Baca berita dengan sedikit iklan, klik di sini
TEMPO.CO, Jakarta - Asian Development Bank (ADB) menyatakan pertumbuhan ekonomi di sebagian besar kawasan Asia yang sedang berkembang masih kuat. Produk domestik bruto (PDB) Asia tahun ini diperkirakan mencapai 5,9 persen.
Ekonom Kepala ADB, Yasuyuki Sawada, mengatakan harapan pertumbuhan di kawasan Asia yang sedang berkembang kian membaik didukung kebangkitan perdagangan global. Dia mencatat terjadi lonjakan nilai ekspor dari kawasan ini sebesar 11 persen pada lima bulan pertama 2017 dibanding periode yang sama tahun lalu. Sedangkan nilai impor naik 17 persen.
"Kenaikan tersebut terjadi setelah nilai ekspor selama dua tahun sebelumnya terus menurun," kata Yasuyuki di The Plaza Office Tower, Jakarta, Selasa, 26 September 2017. Harga komoditas sempat merosot dan permintaan manufaktur lesu.

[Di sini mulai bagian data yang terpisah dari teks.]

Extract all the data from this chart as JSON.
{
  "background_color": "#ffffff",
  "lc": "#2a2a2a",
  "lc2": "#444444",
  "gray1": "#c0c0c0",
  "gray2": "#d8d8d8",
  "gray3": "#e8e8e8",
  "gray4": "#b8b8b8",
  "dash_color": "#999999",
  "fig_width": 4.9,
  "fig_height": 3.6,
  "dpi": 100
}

Selain didorong perdagangan global, pertumbuhan di Asia didorong kondisi Cina. Negara tersebut tercatat mengalami kenaikan riil ekspor manufaktur. Kebijakan fiskal yang ekspansif menjadi salah satu pemicu perbaikan ekonomi Cina.
ADB memperkirakan ekonomi Cina tumbuh 6,7 persen tahun ini. Namun tahun depan pertumbuhannya diprediksi melambat ke 6,4 persen karena adanya reformasi untuk memangkas kelebihan kapasitas industri dan mengurangi risiko keuangan.
Yasuyuki mengatakan risiko terhadap kawasan Asia kini mulai seimbang dengan kawasan Pasifik. Kebijakan fiskal yang longgar di Amerika Serikat dan penurunan harga minyak berpotensi mengangkat potensi kawasan Asia.
Namun sentimen negatif dari likuiditas global yang lebih ketat, gangguan ekonomi akibat peristiwa geopolitik, atau bencana akibat cuaca masih membayangi. Yasuyuki mengatakan tarif utang di kawasan Asia dan Pasifik yang tinggi juga kini menimbulkan risiko terhadap kestabilan keuangan meskipun kawasan Asia terhitung sudah lebih siap menghadapi risiko berakhirnya quantitative easing di Amerika.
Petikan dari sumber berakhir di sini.